İşte Prof. Dr. İzzettin Önder'in tahkimin sömürü olduğunu uzun uzun anlatan yazısının son cümlesi:
"Tahkim, ekonomik sömürünün hukuksal aracı işlevini görecektir. Bu nedenle, tahkim konusuna onay verecek her milletvekili, sömürgeleştirilen halkın karşısına nasıl çıkacağını çok iyi düşünüp, ona göre hesap vermeye hazır olmalıdır."
Ve Çetin Altan; "Sömürü nedir, ne değildir?" derken sanki bu görüştekilere cevap veriyor:
"İnsanlar alıştıkları klişeleri, şablonları, sloganları kolay kolay değiştiremiyorlar.
Örneğin değişen teknolojiyle birlikte işçi sınıfının da yavaş yavaş tarihe gömülmekte olduğunu göremiyorlar...
...........
Global sermaye Türkiye'yi sömürebilir mi?
Türkiye Avrupa Birliği'ne kabul edilmiş olsaydı; Avrupa vatandaşlarının tümü, Türkiye'de hem mal mülk edinme, hem de iş kurma hakkına sahip olacaklardı...
Tabii Türkler de bir Avrupa vatandaşı olarak, aynı hakka öteki ülkelerde sahip olacaklardı...
Buna karşın Türkiye, Avrupa Birliği'ne alınmadı.
Bir yığın neden arasında bir neden de, işsiz Türklerin Avrupa Birliği ülkelerine doluşacağı kaygısıydı...
Avrupa, neden onların kol gücünü sömürmek istemiyordu ki?
Demek artık değişen bir şeyler vardı...
Modern üretim düzeninde işçi sınıfının yerini, yeni teknolojiler aldıkça, üretim volümü de büyüdükçe büyüyor...
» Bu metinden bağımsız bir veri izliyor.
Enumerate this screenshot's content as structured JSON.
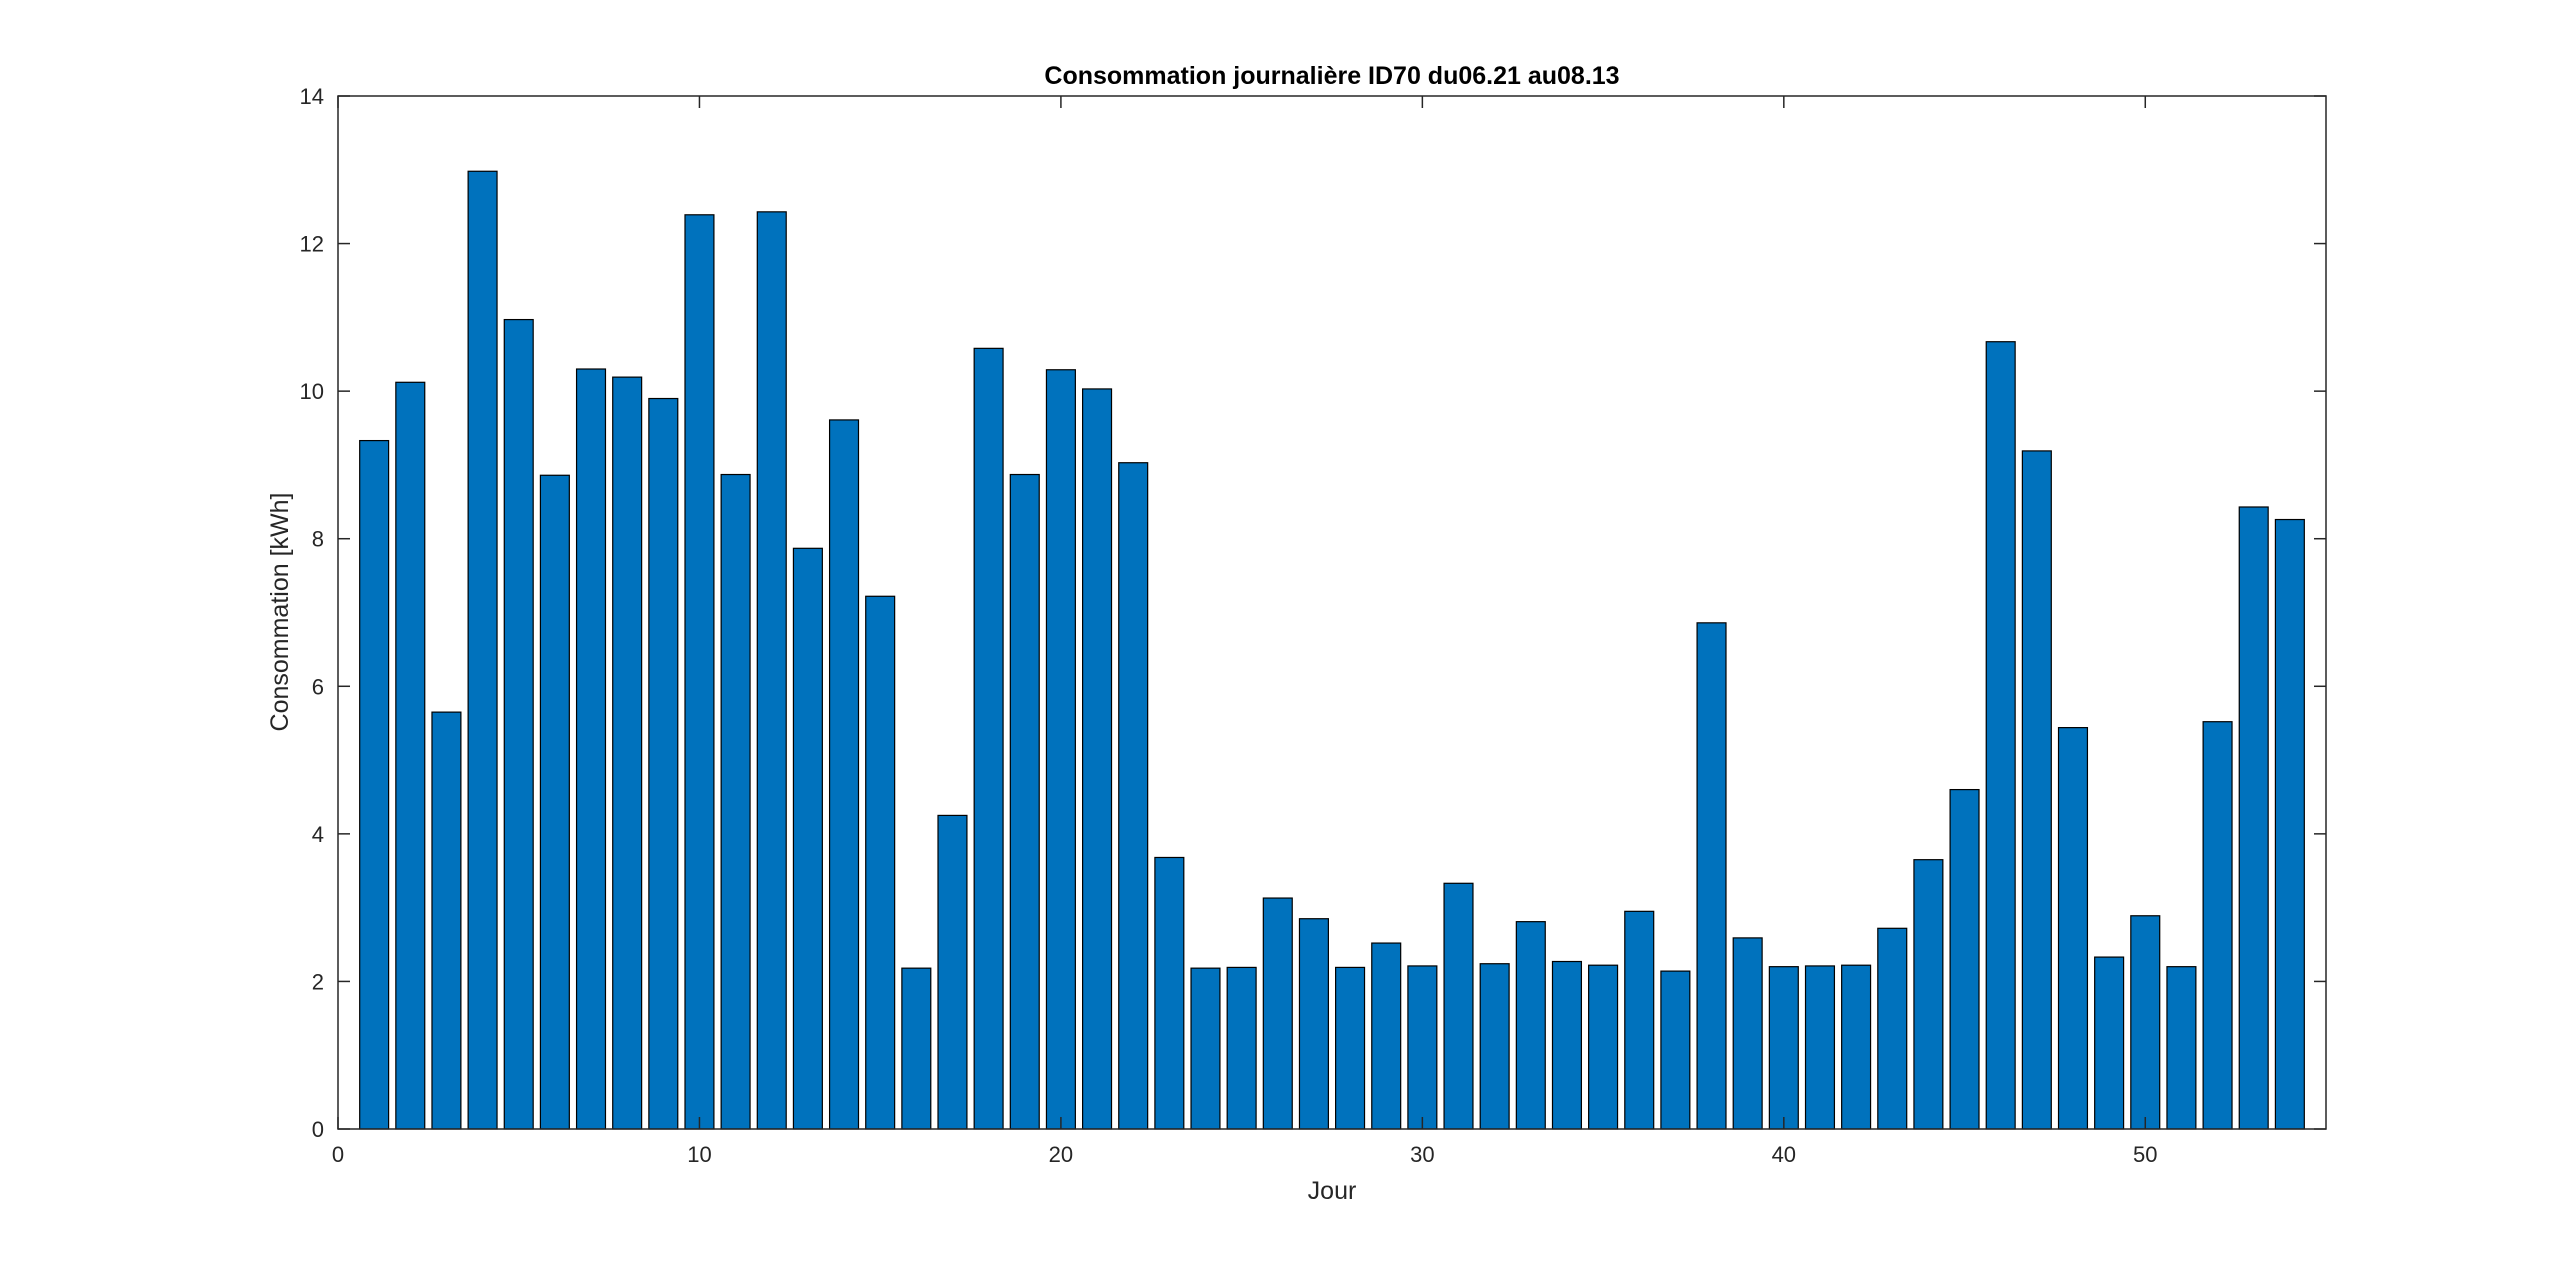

Onun için de, gün günden büyüyen üretim volümünü daha rahat emecek zengin halk kitlelerine gerek var...
Yani efendim, - ne yerli, ne yabancı - insanlığın ortak sermayesi sayılan global sermayenin, vazgeçtik ülkeleri sömürmeyi, yoksul ülke insanlarının yaşam düzeyini yükseltmesi gerekiyor...
Üretim araçlarındaki değişimler, sınıf çelişkilerini artık tarihe gömüyor ve insanlık 'uzlaşmasız çelişi - antagonist' dönemden, 'uzlaşmalı çelişi - non antagonist' döneme geçiyor...
Ne yazık ki, Türkiye çok eski klişelere saplı kaldığı için, değişim diyalektiğinin özünü algılamakta ve 'ulus - devlet' modelinin dahi artık aşınmakta olduğunu görmekte bir hayli zorlanıyor."
Sömürü konusunda modası geçmişle çağdaş iki görüş, ikisi de sol kaynaklı. İkincisi doğru değil mi?